Capital Infusion In Hyperscale

Conquering new geographies with new capital

General Observations

Hyperscale demand remains strong, with larger and/or geographically broader requirements, many of which were planned well ahead of, and have been unaffected by, the COVID-19 pandemic. Drivers include US and Chinese cloud and social networking demand as well as a variety of SaaS, content, streaming media, technology, and enterprise requirements. Demand drivers across many European and North American metros we have visited during 2021 remain robust, often led by cloud, content and software-related requirements, with contributions from other sectors such as gaming, services, enterprise, and the public sector. Demand trends across APAC and Latin America also appear robust (including in China despite enhanced government scrutiny of portions of the technology and Internet sectors). In the enterprise/retail colocation segment, many IT projects that paused during 2020 have begun to resume. As a result, many market participants we have spoken to are optimistic about new-logo generation over the coming year.

Demand, development, and pricing

We are seeing increased focus on deployments (or contemplated deployments) in the next tier of international markets within EMEA (Berlin, Madrid, Milan, Warsaw), in India, and in several Southeast Asian markets (e.g., Indonesia, Thailand, Malaysia) within AsiaPac. Other examples include Osaka and Melbourne, which are seeing a strong mix of hyperscale demand alongside the primary datacenter metros (Tokyo, Sydney) in their respective countries. At the same time, established markets such as London, Frankfurt, Paris, Northern Virginia, Northern California, Phoenix, Singapore, Portland and several others have seen continued robust demand, at times accompanied by land purchases and announced greenfield deployments by the hyperscalers themselves. In the emerging markets, China, Brazil, India, Indonesia, Korea, and South Africa have been mentioned to us most frequently by multiple industry participants as seeing the strongest demand from customers and developers, with promising fundamentals based on a mix of competitive factors and/or expected return levels or volume of demand.

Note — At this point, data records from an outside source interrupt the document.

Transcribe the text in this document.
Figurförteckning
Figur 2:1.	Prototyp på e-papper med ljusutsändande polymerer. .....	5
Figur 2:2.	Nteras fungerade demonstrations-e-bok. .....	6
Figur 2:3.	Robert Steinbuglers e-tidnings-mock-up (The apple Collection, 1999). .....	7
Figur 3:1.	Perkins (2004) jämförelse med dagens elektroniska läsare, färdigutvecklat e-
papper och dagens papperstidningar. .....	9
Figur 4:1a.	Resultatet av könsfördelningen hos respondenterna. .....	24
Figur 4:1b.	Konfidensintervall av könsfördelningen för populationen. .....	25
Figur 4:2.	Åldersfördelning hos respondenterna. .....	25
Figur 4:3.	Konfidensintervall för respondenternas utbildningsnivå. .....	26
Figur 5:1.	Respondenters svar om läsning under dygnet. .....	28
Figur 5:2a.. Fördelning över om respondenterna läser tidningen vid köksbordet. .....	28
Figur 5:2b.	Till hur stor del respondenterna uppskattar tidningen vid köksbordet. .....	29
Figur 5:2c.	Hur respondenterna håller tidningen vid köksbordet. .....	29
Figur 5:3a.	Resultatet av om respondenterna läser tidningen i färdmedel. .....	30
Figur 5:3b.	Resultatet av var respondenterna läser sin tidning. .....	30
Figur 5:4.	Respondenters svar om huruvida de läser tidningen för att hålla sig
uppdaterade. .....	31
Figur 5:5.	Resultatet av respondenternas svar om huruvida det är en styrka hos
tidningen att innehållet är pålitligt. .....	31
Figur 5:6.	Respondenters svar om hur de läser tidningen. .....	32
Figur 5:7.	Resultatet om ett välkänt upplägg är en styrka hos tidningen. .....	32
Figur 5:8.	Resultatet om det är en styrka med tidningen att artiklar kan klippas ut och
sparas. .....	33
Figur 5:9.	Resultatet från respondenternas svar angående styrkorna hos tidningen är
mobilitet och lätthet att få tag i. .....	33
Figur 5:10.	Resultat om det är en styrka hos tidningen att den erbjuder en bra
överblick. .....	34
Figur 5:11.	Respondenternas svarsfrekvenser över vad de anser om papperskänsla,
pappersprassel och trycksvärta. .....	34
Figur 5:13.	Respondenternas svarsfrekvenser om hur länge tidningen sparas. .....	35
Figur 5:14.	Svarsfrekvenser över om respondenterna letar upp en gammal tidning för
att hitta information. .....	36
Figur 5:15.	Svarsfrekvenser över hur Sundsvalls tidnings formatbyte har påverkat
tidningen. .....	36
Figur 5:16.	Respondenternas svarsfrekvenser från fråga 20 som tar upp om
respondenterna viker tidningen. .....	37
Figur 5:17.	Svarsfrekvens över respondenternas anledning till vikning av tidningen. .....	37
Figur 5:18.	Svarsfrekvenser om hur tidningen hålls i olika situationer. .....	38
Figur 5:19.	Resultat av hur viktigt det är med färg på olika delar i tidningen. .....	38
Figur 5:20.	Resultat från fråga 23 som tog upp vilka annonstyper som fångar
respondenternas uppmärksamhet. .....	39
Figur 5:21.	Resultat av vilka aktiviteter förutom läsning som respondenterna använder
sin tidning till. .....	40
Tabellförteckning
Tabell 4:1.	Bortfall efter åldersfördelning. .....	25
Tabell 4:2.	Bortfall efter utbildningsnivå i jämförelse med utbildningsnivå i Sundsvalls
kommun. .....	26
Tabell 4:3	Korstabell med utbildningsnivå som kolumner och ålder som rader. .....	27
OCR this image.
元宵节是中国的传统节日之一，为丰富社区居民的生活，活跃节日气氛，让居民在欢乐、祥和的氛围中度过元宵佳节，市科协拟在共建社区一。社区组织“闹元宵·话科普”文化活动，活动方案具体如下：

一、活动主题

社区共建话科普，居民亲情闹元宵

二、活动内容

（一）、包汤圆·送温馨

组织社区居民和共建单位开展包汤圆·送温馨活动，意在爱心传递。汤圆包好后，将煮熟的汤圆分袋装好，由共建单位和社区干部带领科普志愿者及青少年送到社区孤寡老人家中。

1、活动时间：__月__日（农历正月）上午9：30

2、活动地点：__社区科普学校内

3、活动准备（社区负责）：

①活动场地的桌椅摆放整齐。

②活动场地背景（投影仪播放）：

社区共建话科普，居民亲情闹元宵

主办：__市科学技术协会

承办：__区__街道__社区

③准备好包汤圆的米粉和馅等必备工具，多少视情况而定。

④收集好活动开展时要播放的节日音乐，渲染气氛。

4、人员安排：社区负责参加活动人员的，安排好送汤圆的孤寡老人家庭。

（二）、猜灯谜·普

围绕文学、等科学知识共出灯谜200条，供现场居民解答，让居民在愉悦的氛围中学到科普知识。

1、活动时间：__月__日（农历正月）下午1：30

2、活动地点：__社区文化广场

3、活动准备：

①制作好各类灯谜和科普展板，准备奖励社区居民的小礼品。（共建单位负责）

Jonathan Atkin, Managing Director, RBC Capital Markets

Based on the commentary of some management teams, most yields on double-digit MW deals are landing within targeted ranges, but this is highly dependent on market inventory and various competitive factors. With respect to expected returns, private operators generally cite ranges of wholesale unlevered yields that are consistent with or at times lower than those communicated by public operators. That said, it is challenging to compare private vs. public company returns with precision given the lack of disclosure and disparate definitions. Public and private players alike indicate that much of their leasing success is based on a combination of price, availability, future capacity and location. Offering a multi-location solution provides advantages for operators that are able to offer this to customers who require flexibility around future deployments. Private players, despite their cost of capital disadvantage, are sometimes able to win hyperscale business based on a mix of more flexible lease terms, customized design, faster delivery schedules, and/or more stringent SLA arrangements.